Hospitals around the county are getting slammed with surges of COVID-19 patients.
The situation is not as dire in Pennsylvania, but as the state continues to see record-breaking coronavirus case numbers on a near daily basis, that could change.
“We are at a critical point...We all need to take steps to prevent the spread of this virus and if we don’t, we put ourselves, our families, and our communities and our health systems at risk," said state health secretary, Dr. Rachel Levine, at a news conference this week.
UPMC, Pennsylvania’s largest medical system, says it has been preparing for months to meet the demands of a fall surge. Researchers have warned since the spring that COVID-19 illness would likely spike as the weather cooled.
“Clearly, the increased positive rates are concerning to us. We hope that rise will plateau, but we are prepared that it won’t,” said UPMC’s Dr. Rachel Sackrowitz during a Wednesday press conference. “We have plans that can be implemented and modified as the situation changes.”

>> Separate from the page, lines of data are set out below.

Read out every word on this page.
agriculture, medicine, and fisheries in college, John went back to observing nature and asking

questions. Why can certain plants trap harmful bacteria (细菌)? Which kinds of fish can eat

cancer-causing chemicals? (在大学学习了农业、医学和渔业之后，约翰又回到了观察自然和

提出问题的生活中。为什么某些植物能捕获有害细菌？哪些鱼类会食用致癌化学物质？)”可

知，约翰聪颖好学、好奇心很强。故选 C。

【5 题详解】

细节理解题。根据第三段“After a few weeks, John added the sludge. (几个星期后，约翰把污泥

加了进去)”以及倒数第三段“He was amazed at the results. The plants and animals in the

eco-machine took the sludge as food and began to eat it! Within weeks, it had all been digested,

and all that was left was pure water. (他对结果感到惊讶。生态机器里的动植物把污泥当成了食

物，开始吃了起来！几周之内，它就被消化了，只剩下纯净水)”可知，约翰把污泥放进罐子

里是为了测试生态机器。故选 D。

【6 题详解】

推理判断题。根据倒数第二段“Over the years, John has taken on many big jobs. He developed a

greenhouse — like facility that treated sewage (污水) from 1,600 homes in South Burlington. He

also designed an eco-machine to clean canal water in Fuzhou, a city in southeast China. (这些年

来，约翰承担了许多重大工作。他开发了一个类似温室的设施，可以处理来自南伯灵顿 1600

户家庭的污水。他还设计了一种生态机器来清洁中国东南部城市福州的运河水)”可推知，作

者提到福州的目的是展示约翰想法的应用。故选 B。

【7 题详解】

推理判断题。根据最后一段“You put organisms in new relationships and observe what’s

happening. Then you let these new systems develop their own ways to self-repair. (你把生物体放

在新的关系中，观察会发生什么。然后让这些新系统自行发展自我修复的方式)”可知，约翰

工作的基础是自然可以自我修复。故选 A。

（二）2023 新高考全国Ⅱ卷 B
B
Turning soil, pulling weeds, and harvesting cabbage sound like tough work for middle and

Sackrowitz, who is the chief medical officer of UPMC’s intensive care unit service center, says a “central capacity management team” communicates with system's 40 hospitals to make sure each facility has the resources to meet demands.
“These plans are detailed and include how we would most effectively distribute our resources, our physical space, our equipment, and our teams, our doctors, our nurses, our respiratory therapists,” she said.
UPMC says its hospitals in and around both Altoona and western Maryland are seeing particularly high levels of COVID-19 illness. Sackrowitz says people have been transferred from hospitals that are contending with large patient volumes to other facilities.
State data show that 2,080 people are hospitalizaed in Pennsylvania with COVID-19, 193 of whom are on ventilators. Less than 18 percent of intensive care unit beds and 16 percent of regular hospital beds are vacant.